Difficile, enfin, d’évaluer la distribution selon les seuls critères musicaux, tant les performances de tous les artistes sont avant tout celles de comédiens-chanteurs. Vocalement, seul le Monsieur Triquet de Christoph Späth déçoit : la voix engorgée, le timbre privé de suavité privent les célèbres couplets de leur indispensable dimension comico-poétique. Stefanie Schaefer est une Larina très digne, Margarita Nekrasova une nourrice à la fois truculente et bien chantante. Deniz Uzun propose d’Olga un portrait contrastant idéalement avec celui de Tatiana : la jeune fille est à la fois plus mûre, peut-être aussi plus inconséquente, ce que traduisent admirablement le jeu scénique mais aussi le chant de l’interprète, porté par une voix chaude et veloutée, à la projection assurée. Il manque à la voix d’Aleš Briscein un peu plus de rondeur et quelques teintes plus sombres, plus automnales pour exprimer au mieux la mélancolie profonde qui tourmente Lenski. Sa prestation n’en demeure pas moins émouvante et vaut au ténor un joli succès personnel. Une seule scène (l’air de Grémine au dernier acte) a suffi à Tijl Faveyts pour faire valoir un art du chant éblouissant : la voix est magnifique, superbement timbrée sur toute la tessiture, le legato souverain, l’émotion constante : voilà un artiste que l’on est impatient de réentendre dans des rôles plus importants !

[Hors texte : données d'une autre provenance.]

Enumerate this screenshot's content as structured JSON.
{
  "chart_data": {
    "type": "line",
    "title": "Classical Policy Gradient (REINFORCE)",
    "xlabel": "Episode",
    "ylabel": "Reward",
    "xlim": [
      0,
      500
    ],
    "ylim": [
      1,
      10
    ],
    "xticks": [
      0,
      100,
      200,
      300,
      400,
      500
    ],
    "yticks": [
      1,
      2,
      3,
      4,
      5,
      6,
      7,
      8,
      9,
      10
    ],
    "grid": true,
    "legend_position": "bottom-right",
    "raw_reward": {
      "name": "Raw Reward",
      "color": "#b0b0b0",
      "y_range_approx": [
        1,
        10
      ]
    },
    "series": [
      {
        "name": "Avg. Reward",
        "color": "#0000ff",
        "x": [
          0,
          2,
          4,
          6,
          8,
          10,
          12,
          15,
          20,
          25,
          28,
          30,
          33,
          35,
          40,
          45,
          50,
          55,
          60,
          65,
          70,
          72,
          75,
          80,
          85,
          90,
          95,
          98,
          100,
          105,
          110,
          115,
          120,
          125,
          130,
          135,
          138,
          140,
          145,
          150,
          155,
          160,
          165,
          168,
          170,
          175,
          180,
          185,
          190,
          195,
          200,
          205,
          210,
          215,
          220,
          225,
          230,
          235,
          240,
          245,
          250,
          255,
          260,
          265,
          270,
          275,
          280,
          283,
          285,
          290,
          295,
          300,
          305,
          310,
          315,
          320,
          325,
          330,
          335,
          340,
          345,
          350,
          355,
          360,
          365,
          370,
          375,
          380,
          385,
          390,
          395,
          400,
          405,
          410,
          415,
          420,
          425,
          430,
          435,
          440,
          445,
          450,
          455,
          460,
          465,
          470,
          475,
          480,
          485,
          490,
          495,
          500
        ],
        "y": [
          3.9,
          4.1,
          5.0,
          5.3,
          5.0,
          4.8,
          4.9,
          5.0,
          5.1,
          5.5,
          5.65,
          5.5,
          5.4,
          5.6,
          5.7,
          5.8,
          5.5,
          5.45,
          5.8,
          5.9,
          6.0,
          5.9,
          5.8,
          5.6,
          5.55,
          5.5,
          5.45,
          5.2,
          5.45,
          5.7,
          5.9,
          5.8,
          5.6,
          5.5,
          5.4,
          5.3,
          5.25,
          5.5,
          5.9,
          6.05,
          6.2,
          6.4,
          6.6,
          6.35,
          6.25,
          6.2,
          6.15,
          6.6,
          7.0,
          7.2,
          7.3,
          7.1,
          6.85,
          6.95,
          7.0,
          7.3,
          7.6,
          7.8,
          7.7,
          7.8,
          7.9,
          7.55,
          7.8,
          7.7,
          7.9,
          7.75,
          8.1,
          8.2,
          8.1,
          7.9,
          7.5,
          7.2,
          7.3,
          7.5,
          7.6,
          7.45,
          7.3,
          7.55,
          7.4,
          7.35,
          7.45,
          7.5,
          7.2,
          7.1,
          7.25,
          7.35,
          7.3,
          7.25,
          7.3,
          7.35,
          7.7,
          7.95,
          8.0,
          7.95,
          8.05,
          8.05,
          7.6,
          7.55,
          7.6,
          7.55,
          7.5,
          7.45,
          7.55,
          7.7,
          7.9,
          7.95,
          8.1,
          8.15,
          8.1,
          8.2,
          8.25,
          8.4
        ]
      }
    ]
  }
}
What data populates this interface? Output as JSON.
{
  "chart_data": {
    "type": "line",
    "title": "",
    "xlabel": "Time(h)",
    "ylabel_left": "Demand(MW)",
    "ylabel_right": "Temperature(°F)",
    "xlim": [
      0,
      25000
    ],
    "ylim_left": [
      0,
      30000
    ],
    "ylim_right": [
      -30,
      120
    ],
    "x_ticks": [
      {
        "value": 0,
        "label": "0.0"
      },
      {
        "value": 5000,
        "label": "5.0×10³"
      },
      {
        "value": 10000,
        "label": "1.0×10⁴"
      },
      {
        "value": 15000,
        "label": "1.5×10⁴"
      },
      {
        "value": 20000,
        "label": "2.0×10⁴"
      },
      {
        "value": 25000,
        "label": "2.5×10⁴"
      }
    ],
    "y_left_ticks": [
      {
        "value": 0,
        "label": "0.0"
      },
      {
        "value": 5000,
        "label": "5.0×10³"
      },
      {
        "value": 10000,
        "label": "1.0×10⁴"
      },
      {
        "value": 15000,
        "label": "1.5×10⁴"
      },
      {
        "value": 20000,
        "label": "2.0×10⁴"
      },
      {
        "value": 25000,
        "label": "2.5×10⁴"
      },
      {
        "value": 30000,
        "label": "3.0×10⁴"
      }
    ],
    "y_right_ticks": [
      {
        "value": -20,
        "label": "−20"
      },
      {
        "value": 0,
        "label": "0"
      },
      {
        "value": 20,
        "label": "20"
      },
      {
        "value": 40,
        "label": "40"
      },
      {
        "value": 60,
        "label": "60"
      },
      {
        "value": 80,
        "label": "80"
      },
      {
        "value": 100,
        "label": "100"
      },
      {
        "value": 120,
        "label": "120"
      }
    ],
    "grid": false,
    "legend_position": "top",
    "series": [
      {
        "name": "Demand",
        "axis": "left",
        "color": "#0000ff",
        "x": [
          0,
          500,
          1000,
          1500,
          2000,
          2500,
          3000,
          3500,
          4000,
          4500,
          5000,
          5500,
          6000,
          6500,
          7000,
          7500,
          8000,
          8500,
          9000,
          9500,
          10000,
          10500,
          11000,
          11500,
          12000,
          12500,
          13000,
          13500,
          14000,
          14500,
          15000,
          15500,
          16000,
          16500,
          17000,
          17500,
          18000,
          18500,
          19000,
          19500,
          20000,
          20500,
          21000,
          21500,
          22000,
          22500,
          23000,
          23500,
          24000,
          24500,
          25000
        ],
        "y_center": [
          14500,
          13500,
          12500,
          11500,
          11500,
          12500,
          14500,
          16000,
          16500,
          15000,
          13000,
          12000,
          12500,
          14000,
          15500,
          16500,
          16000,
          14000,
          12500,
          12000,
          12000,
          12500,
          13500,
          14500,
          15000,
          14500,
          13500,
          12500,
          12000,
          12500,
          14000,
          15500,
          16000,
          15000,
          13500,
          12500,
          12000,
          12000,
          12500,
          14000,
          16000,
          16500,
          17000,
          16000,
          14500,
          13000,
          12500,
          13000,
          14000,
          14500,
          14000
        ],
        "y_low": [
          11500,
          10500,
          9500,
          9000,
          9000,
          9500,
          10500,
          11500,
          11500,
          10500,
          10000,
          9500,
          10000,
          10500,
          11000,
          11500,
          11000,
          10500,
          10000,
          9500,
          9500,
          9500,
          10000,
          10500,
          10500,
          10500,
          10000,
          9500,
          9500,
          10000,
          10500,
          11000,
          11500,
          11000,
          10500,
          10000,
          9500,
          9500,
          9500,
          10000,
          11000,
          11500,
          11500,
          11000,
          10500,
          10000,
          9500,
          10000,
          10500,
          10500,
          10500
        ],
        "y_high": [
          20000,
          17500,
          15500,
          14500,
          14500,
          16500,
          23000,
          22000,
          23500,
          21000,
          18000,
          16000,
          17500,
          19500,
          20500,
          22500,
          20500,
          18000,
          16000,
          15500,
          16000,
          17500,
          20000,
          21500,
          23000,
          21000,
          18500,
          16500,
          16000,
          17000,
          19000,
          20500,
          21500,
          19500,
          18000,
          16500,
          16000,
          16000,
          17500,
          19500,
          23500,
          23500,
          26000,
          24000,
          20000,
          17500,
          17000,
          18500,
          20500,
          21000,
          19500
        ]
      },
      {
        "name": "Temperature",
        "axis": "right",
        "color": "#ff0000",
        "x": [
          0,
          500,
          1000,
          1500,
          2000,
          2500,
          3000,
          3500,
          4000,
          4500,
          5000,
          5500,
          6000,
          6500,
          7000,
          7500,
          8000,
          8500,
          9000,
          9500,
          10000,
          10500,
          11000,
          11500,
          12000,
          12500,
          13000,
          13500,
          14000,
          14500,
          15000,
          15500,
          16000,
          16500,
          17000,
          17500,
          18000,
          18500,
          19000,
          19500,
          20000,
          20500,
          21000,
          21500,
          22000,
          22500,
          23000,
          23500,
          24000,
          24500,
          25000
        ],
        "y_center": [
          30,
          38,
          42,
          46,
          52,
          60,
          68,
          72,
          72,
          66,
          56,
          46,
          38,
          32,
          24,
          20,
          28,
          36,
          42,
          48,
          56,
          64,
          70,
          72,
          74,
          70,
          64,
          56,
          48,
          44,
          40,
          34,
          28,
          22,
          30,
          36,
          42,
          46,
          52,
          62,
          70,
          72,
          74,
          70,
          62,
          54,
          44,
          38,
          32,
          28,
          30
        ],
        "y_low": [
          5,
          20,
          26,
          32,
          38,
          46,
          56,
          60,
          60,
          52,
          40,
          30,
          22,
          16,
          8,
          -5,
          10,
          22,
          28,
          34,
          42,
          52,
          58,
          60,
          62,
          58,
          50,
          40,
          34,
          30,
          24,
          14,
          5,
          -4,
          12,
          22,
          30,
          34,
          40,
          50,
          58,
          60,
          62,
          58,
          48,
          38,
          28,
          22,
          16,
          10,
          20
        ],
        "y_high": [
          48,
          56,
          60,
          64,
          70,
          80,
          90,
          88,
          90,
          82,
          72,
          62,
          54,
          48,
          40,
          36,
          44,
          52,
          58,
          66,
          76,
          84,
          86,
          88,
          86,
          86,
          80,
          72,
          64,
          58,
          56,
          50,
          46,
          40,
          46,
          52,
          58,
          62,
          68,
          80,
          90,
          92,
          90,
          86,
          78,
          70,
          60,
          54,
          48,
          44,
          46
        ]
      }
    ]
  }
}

Eugène Onéguine au Komische Oper
© Iko Freese / drama-berlin.de

Reste enfin le couple de protagonistes, d’une crédibilité absolue : on a certes entendu des Onéguine plus assurés vocalement que celui de Günter Papendell (le registre aigu de la voix est un peu fragile, surtout au premier acte) ; mais le personnage est incarné avec une intelligence et une conviction qui emportent l’adhésion et balaient les réserves. Il revient enfin à Ruzan Mantashyan de faire oublier, dans le rôle de Tatiana, Asmik Grigorian, qui s’y était montrée incandescente. La soprano arménienne dispose de moyens légèrement moins impressionnants que ceux de sa consœur ; mais sa musicalité, sa sensibilité sont extrêmes (sa confrontation finale avec Onéguine est absolument bouleversante), et son engagement constant. Sans parler d’un jeu d’actrice digne des meilleures comédiennes ! Elle remporte aux saluts un triomphe amplement mérité.